Tyson Foods, Inc will pay more than $3.9 million in a civil penalty to settle alleged violations of the Clean Air Act, according to the EPA. The Environmental Protection Agency says a settlement has been reached stemming from a series of eight separate incidents between 2006 and 2010 in which anhydrous ammonia was released at Tyson facilities. One of the incidents was fatal.
As a part of the settlement, the EPA says Tyson has agreed to conduct pipe-testing of its ammonia refrigeration systems to improve compliance with the Clean Air Act. EPA officials say Tyson has also agreed to spend at least $300,000 as part of a Supplemental Environmental Project. $16,630 of that amount will be used to purchase anhydrous ammonia related emergency response equipment for the fire department in Dakota City, Nebraska.
Anhydrous ammonia is considered a poisonous gas but is commonly used in industrial refrigeration systems. Exposure to its vapors can cause temporary blindness and eye damage and irritation of the skin, mouth, throat, respiratory tract and mucous membranes. Prolonged exposure to anhydrous ammonia vapor at high concentrations can lead to serious lung damage and death.
In a statement, Tyson spokesman Gary Mickelson says the company has
worked with the EPA to resolve concerns over the maintenance of
refrigeration systems at Tyson plants.

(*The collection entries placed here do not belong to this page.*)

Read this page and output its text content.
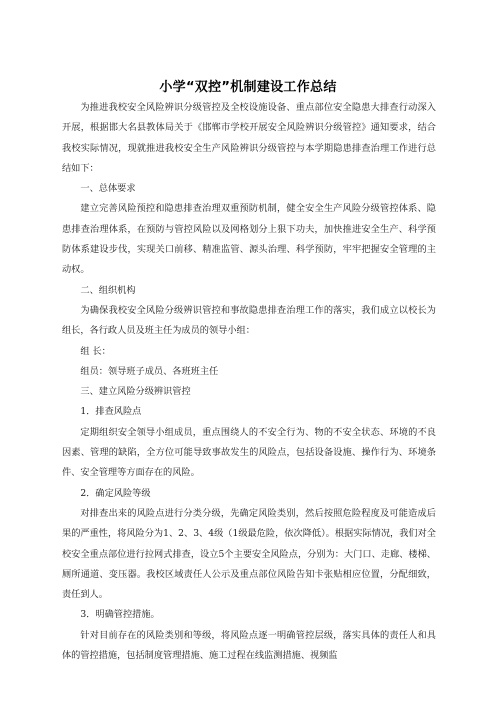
小学“双控”机制建设工作总结

为推进我校安全风险辨识分级管控及全校设施设备、重点部位安全隐患大排查行动深入开展，根据邯大名县教体局关于《邯郸市学校开展安全风险辨识分级管控》通知要求，结合我校实际情况，现就推进我校安全生产风险辨识分级管控与本学期隐患排查治理工作进行总结如下：

一、总体要求

建立完善风险预控和隐患排查治理双重预防机制，健全安全生产风险分级管控体系、隐患排查治理体系，在预防与管控风险以及网格划分上狠下功夫，加快推进安全生产、科学预防体系建设步伐，实现关口前移、精准监管、源头治理、科学预防，牢牢把握安全管理的主动权。

二、组织机构

为确保我校安全风险分级辨识管控和事故隐患排查治理工作的落实，我们成立以校长为组长，各行政人员及班主任为成员的领导小组：

组 长：

组员：领导班子成员、各班班主任

三、建立风险分级辨识管控

1．排查风险点

定期组织安全领导小组成员，重点围绕人的不安全行为、物的不安全状态、环境的不良因素、管理的缺陷，全方位可能导致事故发生的风险点，包括设备设施、操作行为、环境条件、安全管理等方面存在的风险。

2．确定风险等级

对排查出来的风险点进行分类分级，先确定风险类别，然后按照危险程度及可能造成后果的严重性，将风险分为1、2、3、4级（1级最危险，依次降低）。根据实际情况，我们对全校安全重点部位进行拉网式排查，设立5个主要安全风险点，分别为：大门口、走廊、楼梯、厕所通道、变压器。我校区域责任人公示及重点部位风险告知卡张贴相应位置，分配细致，责任到人。

3．明确管控措施。

针对目前存在的风险类别和等级，将风险点逐一明确管控层级，落实具体的责任人和具体的管控措施，包括制度管理措施、施工过程在线监测措施、视频监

Kevin Igli, Tyson's chief
Environmental, Health and Safety Officer, says the company, "strives to
operate our facilities responsibly."
After learning of the EPA's
concerns, Igli says Tyson "immediately made improvements and cooperated
with EPA officials throughout the process."
The settlement between Tyson and the EPA still must go through a 30-day public comment period and approval by the federal court.